1. There is a lot of personal motivation here. I.e. a productive hobby now, hopes for larger impact later.

2. "Reliable", "Concise", "Open" and the code examples suggest (to me) a collaborative cleanup of the imperative style of coding the author usually employs.

3. So not a strong new take on languages.

4. Despite references to "gaming", "science", "AI", "OS's", "IoT" and "WEB", there isn't anything I can see that brings anything special or breaks ground in those areas. Other than the "cleanup" aspect.

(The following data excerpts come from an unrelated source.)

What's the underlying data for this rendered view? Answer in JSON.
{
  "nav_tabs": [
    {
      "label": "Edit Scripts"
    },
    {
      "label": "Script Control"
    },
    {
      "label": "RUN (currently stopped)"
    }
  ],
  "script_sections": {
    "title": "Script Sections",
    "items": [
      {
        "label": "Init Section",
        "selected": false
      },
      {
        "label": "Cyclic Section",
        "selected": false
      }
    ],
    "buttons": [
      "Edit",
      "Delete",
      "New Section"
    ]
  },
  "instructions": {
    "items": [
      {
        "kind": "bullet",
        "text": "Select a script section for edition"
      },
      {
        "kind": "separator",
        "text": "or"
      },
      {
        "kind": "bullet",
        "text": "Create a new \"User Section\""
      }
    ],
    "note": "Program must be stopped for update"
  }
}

If there are aspects I am missing regarding point 4, it would be nice to have them described.

My suggestion would be to (in addition to the cleanup, all for that!), focus on one and only one application area for now. Find something really special to bring to it. Make these new capabilities so convenient to use that within some modest but interesting/fun scope the language has no competition. Then define the "MVP" around that, instead of lists of general programming features and areas.

Something to consider to get some attention: start a Nature leaderboard for Advent of Code in December. Lots of people who participate in AoC are looking for a new language to learn while solving each day's problems.
What was the main problem you were trying to solve with Nature? What did you find missing in other languages that motivated you to create Nature?
After the MVP (Minimum Viable Product) version of Nature is released, I plan to use it for game engine and game development. But that's probably not the answer you were looking for.

I have experience with many programming languages like PHP, Python, Golang, JS, C, Scheme, etc. Each of these languages has its shortcomings that bother me. Taking C as an example, it lacks package management and doesn't support generics. In contrast, Nature is designed to improve upon C by featuring generics, package management, and null safety, among other things.

Moreover, what drives me is simply the joy of the process.

I’m curious, did you try Swift? It’s has most (but not all) of your goals AFAICT.
It might be interesting to write up comparisons of Nature to each of the dominant languages.

My impression is you want to make something as welcoming as Python but more expressive and safer. Which, if true, is indeed a worthy effort.